It’s tutorial time again in the “Advanced Cybersecurity and Global Cybersecurity Strategy” course within the Advanced Master in Privacy, Cybersecurity, Data Management and Leadership LLM at the European Centre on Privacy and Cybersecurity (ECPC)!

Following his compelling lecture last week, Daniele Catteddu will oversee today’s tutorial aimed at engaging students in a detailed discussion about different approaches to assess supply chain security assurance (products, services and processes), complete with group presentations.

The tutorial will be structured in three phases:

In phase 1, students will be requested to put themselves in the shoes of an Internal Auditor/CISO/Compliance Officer and define a high-level service evaluation/auditing plan. The plan is not meant to be exhaustive, but should contain the key high-level actions/steps to be included in the plan and provide an explanation of their relevance for assessing assurance.

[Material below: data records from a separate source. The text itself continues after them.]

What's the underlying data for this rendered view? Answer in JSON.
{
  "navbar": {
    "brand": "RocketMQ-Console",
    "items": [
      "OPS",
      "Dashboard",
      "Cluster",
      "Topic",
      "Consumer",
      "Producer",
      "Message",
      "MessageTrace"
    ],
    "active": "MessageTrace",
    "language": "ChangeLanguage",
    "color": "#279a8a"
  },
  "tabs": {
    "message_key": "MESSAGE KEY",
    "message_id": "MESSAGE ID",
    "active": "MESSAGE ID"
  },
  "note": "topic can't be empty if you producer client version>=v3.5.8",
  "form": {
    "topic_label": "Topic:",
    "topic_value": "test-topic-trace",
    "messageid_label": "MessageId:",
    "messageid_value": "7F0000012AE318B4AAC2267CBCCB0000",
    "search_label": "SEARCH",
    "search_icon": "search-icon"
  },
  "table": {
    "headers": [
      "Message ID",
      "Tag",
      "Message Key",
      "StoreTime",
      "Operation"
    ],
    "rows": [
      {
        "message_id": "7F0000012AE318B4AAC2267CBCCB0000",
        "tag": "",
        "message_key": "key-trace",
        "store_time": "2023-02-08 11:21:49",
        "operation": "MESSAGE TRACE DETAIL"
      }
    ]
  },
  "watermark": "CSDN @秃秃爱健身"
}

In phase 2, students will be requested to identify sources of data (e.g., documents, technical and organizational controls, etc.) that could then be used to assess a subset of the actions listed in the plan (at least 3-5 actions should be listed).

In phase 3, students will define the acceptable evidence that should be used to support the evaluation. Ideally, the recommended frequency of the evaluation should be specified.

Best of luck with your group presentations!